Marlowe le fue más fiel al whisky que a las mujeres. Solo una vez lo traicionó inducido por su acompañante, un personaje llamado Terry Lennox, quien en el bar Victor’s lo invita a probar su coctel preferido y le explica:
“Un verdadero gimlet es mitad ginebra y mitad Rose’s Lime Juice, y nada más”.

El color del whisky

Entre la realidad y la ficción Humphrey Bogart y Philip Marlowe disfrutaron el “diluvio dorado” del bourbon y el scotch. El detective siempre contó con la compañía de los destilados de Kentucky como el Old Grand Dad y el Old Forester. El primero producido desde 1840 en la planta Jim Beam en Clermont y el segundo, hecho por Brown-Forman Corporation, fue el primer bourbon vendido exclusivamente en botellas selladas. También el Brooklyn Scotch lo ayudó a superar los casos de faldas y a resolver los criminales.

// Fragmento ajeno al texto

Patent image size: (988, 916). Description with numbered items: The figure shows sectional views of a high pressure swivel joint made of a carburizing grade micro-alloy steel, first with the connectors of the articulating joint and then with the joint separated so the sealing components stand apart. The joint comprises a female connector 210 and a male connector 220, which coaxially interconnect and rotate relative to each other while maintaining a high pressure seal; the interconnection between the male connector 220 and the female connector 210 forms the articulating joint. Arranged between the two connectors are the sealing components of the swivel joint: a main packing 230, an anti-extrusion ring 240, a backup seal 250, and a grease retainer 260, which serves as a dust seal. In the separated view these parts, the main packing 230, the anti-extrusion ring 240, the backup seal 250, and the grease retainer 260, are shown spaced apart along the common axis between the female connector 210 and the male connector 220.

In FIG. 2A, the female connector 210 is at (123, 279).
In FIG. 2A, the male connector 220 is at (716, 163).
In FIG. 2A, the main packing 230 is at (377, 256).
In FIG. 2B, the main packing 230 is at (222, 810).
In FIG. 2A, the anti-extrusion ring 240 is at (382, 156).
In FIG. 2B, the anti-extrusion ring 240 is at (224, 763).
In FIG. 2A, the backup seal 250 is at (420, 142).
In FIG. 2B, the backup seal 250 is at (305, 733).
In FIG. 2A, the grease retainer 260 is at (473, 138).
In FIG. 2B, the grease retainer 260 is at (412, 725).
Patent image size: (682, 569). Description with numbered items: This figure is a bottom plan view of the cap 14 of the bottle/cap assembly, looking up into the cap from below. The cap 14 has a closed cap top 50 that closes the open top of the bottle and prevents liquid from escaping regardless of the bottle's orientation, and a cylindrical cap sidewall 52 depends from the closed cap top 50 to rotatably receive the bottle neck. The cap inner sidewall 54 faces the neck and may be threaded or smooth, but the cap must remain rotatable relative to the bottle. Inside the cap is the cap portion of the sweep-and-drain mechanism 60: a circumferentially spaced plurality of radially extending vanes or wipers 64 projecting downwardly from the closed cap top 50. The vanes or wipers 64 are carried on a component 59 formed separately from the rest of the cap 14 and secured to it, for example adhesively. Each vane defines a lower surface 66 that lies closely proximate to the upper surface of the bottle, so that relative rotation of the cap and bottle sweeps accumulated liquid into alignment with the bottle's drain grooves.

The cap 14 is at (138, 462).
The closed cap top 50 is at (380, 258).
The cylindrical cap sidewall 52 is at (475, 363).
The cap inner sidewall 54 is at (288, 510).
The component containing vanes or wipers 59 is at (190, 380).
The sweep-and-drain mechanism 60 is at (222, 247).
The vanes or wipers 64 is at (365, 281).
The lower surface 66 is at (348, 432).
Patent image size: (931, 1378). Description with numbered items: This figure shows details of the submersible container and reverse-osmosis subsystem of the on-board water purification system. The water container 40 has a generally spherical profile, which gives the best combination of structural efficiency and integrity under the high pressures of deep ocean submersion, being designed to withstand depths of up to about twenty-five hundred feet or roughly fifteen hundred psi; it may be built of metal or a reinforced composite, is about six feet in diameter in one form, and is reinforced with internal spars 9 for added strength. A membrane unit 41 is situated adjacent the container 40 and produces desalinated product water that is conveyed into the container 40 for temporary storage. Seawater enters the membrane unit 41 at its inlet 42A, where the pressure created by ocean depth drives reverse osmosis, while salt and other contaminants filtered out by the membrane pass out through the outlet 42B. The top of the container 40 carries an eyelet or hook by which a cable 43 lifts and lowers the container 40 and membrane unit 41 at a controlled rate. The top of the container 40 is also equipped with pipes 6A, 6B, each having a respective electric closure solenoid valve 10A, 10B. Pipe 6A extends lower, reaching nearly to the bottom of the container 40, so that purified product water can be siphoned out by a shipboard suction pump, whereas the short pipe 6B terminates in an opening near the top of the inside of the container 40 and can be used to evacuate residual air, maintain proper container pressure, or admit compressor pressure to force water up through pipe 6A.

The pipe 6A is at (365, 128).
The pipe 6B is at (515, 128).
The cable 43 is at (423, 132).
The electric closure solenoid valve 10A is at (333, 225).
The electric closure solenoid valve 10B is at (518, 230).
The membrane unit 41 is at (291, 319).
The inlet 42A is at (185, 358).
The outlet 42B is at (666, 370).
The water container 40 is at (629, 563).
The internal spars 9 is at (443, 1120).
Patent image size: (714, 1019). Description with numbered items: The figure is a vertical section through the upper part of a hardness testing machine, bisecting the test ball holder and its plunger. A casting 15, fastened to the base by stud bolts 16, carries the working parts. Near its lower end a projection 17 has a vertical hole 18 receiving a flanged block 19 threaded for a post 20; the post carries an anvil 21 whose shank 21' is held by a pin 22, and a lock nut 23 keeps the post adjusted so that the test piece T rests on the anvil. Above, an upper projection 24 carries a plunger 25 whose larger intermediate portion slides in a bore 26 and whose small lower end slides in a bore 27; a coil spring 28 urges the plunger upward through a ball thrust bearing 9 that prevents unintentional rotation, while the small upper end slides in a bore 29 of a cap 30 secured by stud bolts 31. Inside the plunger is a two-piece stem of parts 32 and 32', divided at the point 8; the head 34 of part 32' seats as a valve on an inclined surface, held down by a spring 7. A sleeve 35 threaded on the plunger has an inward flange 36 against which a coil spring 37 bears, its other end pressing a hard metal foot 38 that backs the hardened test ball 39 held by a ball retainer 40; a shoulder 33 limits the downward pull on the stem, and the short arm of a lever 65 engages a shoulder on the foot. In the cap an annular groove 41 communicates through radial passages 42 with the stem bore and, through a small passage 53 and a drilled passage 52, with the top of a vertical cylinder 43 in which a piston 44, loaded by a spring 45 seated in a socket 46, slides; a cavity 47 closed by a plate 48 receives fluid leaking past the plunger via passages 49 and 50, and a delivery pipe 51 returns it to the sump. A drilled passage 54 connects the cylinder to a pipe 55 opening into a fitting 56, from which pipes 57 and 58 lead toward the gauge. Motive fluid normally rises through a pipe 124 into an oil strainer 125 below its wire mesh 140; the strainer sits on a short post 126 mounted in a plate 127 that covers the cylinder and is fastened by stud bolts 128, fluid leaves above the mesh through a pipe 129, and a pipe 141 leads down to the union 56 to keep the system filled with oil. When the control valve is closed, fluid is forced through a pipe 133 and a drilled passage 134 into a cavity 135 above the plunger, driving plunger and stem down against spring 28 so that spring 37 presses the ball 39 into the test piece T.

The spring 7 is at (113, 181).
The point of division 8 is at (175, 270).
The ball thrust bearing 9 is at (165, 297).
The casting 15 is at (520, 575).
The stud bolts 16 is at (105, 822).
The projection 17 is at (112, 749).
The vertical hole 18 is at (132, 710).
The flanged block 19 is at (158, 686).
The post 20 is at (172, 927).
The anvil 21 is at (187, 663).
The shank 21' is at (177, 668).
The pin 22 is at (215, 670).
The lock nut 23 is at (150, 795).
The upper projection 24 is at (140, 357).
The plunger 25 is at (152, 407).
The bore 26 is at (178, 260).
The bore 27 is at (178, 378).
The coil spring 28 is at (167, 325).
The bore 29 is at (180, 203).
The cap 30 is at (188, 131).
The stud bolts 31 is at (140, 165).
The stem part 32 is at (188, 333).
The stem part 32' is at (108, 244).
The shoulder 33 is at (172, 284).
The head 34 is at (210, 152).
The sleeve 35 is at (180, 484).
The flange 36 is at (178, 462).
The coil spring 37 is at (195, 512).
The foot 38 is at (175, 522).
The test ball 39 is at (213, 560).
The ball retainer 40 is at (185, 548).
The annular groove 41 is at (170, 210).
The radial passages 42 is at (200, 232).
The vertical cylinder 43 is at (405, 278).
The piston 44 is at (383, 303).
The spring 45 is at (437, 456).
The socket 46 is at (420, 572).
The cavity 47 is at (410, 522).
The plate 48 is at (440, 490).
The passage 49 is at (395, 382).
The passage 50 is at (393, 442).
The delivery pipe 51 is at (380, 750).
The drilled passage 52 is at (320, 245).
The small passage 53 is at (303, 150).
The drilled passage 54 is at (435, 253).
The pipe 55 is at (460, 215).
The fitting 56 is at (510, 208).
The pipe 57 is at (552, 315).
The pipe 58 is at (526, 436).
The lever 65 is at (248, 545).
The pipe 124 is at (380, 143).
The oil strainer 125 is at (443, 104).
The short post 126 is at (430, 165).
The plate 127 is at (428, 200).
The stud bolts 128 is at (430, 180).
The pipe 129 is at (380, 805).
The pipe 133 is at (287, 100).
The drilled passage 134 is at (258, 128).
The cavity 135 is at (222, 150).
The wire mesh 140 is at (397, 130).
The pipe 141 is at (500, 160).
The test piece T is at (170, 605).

Al final de El largo adiós junto al olor del trago queda flotando en el aire el desprecio que las frases de Robert Wade, un escritor sospechoso de asesinato, le dirige al héroe de Chandler:

“Es bonito el color del whisky, ¿no le parece? Ahogarse en un diluvio dorado…, no está demasiado mal. ‘Perecer a medianoche sin sufrir’. ¿Cómo continúa ese verso de Keats? Perdone, claro; no tiene por qué saberlo. Demasiado literario. Porque usted es un polizonte, ¿no es eso?”.

En ese momento la cámara describe un brindis entre Marlowe y Bogie, luego avanza en travelling hasta el rostro del actor, lo lleva a primer plano y este repite los versos de John Keats de la Oda a un ruiseñor que el detective le ha dictado de memoria:

“Perecer a medianoche sin sufrir, mientras tú derramas tu alma hacia lo lejos, ¡absorto en este éxtasis! Seguirías cantando para mi oído en vano, pues yo sería tierra para tu intenso réquiem”.